10. Gezien het vorenstaande heeft verweerder de aanvraag van eiser terecht ingevolge artikel 30, eerste lid, aanhef en onder b, van de Vw 2000 als kennelijk ongegrond afgewezen.
11. Eisers grond dat, zolang niet vaststaat dat Tunesië daadwerkelijk als veilig land kan worden aangemerkt, geen inreisverbod kan worden opgelegd, faalt. Hiervoor is namelijk geoordeeld dat verweerder in dit geval op juiste gronden tot de conclusie is gekomen dat Tunesië een veilig land van herkomst is.

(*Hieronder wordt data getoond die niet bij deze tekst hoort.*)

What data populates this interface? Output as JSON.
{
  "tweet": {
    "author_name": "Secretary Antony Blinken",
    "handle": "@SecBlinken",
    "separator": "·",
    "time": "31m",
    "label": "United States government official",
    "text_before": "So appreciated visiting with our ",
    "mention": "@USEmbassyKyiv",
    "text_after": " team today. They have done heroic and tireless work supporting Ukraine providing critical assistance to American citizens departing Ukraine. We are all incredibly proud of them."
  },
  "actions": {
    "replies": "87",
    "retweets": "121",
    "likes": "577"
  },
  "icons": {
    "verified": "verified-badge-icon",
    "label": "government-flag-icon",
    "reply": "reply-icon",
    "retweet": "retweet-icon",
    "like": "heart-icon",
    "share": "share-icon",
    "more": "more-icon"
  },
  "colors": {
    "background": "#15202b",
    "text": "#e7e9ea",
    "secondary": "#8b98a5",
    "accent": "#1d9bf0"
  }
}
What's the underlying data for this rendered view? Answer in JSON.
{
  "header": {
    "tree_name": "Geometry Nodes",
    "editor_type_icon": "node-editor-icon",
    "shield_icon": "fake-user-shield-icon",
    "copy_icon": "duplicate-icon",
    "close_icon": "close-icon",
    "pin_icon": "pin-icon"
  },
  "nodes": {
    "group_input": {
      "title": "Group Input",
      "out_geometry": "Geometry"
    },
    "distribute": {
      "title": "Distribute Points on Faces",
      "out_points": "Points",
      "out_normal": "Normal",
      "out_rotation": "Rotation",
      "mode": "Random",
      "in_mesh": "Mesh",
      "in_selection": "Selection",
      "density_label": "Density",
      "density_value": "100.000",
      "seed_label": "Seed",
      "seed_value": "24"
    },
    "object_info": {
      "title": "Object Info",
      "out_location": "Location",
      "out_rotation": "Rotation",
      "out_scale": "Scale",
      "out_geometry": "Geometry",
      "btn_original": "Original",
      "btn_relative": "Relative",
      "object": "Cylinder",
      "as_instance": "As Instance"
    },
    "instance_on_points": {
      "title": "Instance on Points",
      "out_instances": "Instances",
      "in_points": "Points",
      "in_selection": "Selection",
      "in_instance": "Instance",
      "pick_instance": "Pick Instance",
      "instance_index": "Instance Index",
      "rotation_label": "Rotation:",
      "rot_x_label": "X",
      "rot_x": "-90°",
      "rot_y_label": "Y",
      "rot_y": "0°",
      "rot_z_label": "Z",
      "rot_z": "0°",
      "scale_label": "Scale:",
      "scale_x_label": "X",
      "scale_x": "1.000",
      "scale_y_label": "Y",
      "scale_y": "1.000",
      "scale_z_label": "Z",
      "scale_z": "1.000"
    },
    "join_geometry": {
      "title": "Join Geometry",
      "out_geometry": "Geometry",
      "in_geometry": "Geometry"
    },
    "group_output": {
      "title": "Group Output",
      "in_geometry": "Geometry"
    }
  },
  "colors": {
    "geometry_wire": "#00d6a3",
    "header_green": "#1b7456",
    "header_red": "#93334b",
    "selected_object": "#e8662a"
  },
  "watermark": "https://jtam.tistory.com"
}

Verweerder heeft dan ook op grond van artikel 62, tweede lid, aanhef en onder b, van de Vw jo. artikel 66a, eerste lid, aanhef en onder a, van de Vw terecht een inreisverbod opgelegd. Daarbij overweegt de rechtbank dat eiser geen persoonlijke omstandigheden heeft aangevoerd op grond waarvan zou moeten afgezien van het uitvaardigen van een inreisverbod.
12. Het beroep is ongegrond. Er is geen aanleiding de gevraagde voorlopige voorziening toe te wijzen.
13. Voor een proceskostenveroordeling bestaat evenmin aanleiding.